While he spoke to the mechanic, Kasie finished transcribing John’s terrible handwriting neatly for Miss Parsons.
Gil hung up and got to his feet, retrieving his boots. “If you’ve got a few minutes free, I need you to take some dictation for me,” he told Kasie.
“I’ll be glad to.”
He gave her a narrow appraisal. “I’ve got a man coming over to look at my cattle truck,” he added. “If he gets here while I’m in the shower, show him into the living room and don’t let him leave. He can listen to an engine and tell you what’s wrong with it.”
“But it’s Sunday,” she began.
“I need the truck to haul cattle tomorrow. I’m sure he went to church this morning, so it’s all right,” he assured her dryly. “Besides...”
The ringing of the phone interrupted him. He jerked up the receiver. “Callister,” he said.
There was a pause, during which his face became harder than Kasie h
ad ever seen it. “Yes,” he replied to a question. “I’ll talk to John when he gets back in, but I can tell you what the answer will be.” He smiled coldly. “I’m sure that if you use your imagination, you can figure that out without too much difficulty. No, I don’t. I don’t give a damn. Do what you please with them.” There was a longer pause and Kasie thought she’d never seen such coldness in a man’s eyes. “I don’t need a thing, thanks. Yes. You do that.”

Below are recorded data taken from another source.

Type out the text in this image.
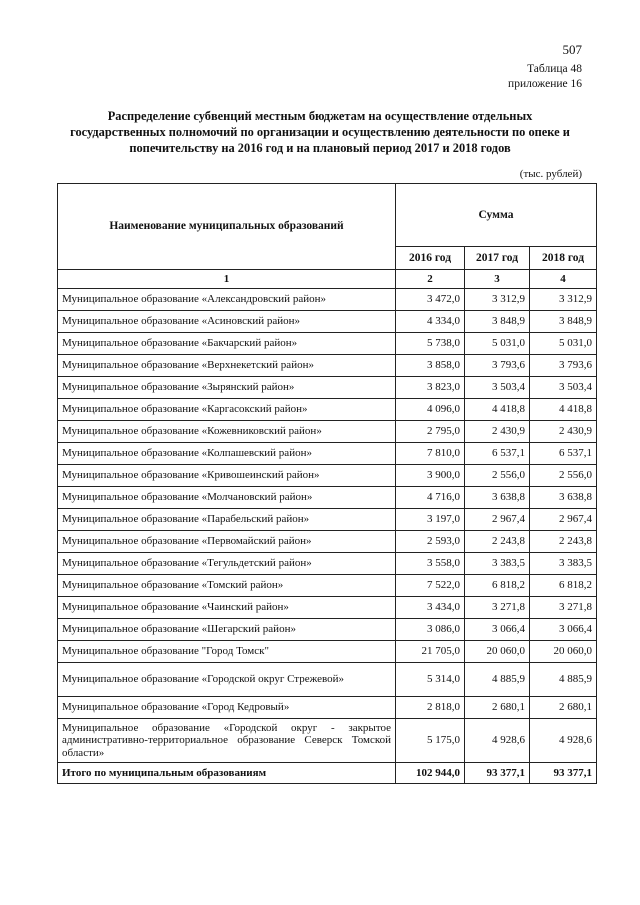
507
Таблица 48
приложение 16
Распределение субвенций местным бюджетам на осуществление отдельных государственных полномочий по организации и осуществлению деятельности по опеке и попечительству на 2016 год и на плановый период 2017 и 2018 годов
(тыс. рублей)
Наименование муниципальных образований	Сумма		
	2016 год	2017 год	2018 год
1	2	3	4
Муниципальное образование «Александровский район»	3 472,0	3 312,9	3 312,9
Муниципальное образование «Асиновский район»	4 334,0	3 848,9	3 848,9
Муниципальное образование «Бакчарский район»	5 738,0	5 031,0	5 031,0
Муниципальное образование «Верхнекетский район»	3 858,0	3 793,6	3 793,6
Муниципальное образование «Зырянский район»	3 823,0	3 503,4	3 503,4
Муниципальное образование «Каргасокский район»	4 096,0	4 418,8	4 418,8
Муниципальное образование «Кожевниковский район»	2 795,0	2 430,9	2 430,9
Муниципальное образование «Колпашевский район»	7 810,0	6 537,1	6 537,1
Муниципальное образование «Кривошеинский район»	3 900,0	2 556,0	2 556,0
Муниципальное образование «Молчановский район»	4 716,0	3 638,8	3 638,8
Муниципальное образование «Парабельский район»	3 197,0	2 967,4	2 967,4
Муниципальное образование «Первомайский район»	2 593,0	2 243,8	2 243,8
Муниципальное образование «Тегульдетский район»	3 558,0	3 383,5	3 383,5
Муниципальное образование «Томский район»	7 522,0	6 818,2	6 818,2
Муниципальное образование «Чаинский район»	3 434,0	3 271,8	3 271,8
Муниципальное образование «Шегарский район»	3 086,0	3 066,4	3 066,4
Муниципальное образование "Город Томск"	21 705,0	20 060,0	20 060,0
Муниципальное образование «Городской округ Стрежевой»	5 314,0	4 885,9	4 885,9
Муниципальное образование «Город Кедровый»	2 818,0	2 680,1	2 680,1
Муниципальное образование «Городской округ - закрытое административно-территориальное образование Северск Томской области»	5 175,0	4 928,6	4 928,6
Итого по муниципальным образованиям	102 944,0	93 377,1	93 377,1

He hung up. “My parents,” he said harshly. “With an invitation to come and bring the girls to their estate on Long Island next week.”
“Are you going?”
He looked briefly sardonic. “They’re hosting a party for some people who are interested in seeing what a real cattleman looks like,” he said surprisingly. “They’re trying to sell them on an advertising contract for their sports magazine and they think John and I might be useful.” He sounded bitter and angry. “They try this occasionally, but John and I don’t go. They can make money on their own. I’ll be upstairs if the mechanic comes. Tell him the truck’s in the barn with one of my men. He can go right on out.”
“Okay.”
He walked out and Kasie stared after him. The conversation with his parents hadn’t been pleasant for him. He seemed to dislike them intensely. She knew that they were never mentioned around the girls, and John never spoke of them, either. She wondered what they’d done to make their sons so hostile. Then she remembered what Gil had said, about their being used by their parents only to make money, and it all began to make sense. Perhaps they didn’t really want children at all. What a pity, that their sons were nothing more than sales incentives to them.
The mechanic did come while Gil was upstairs. Kasie went with him onto the long porch and showed him where the barn was, so that he could drive on down there and park his truck. The rain had stopped, though, so he didn’t have to worry about getting wet. There was a pleasant dripping sound off the eaves of the house, and the delicious smell of wet flowers in the darkness.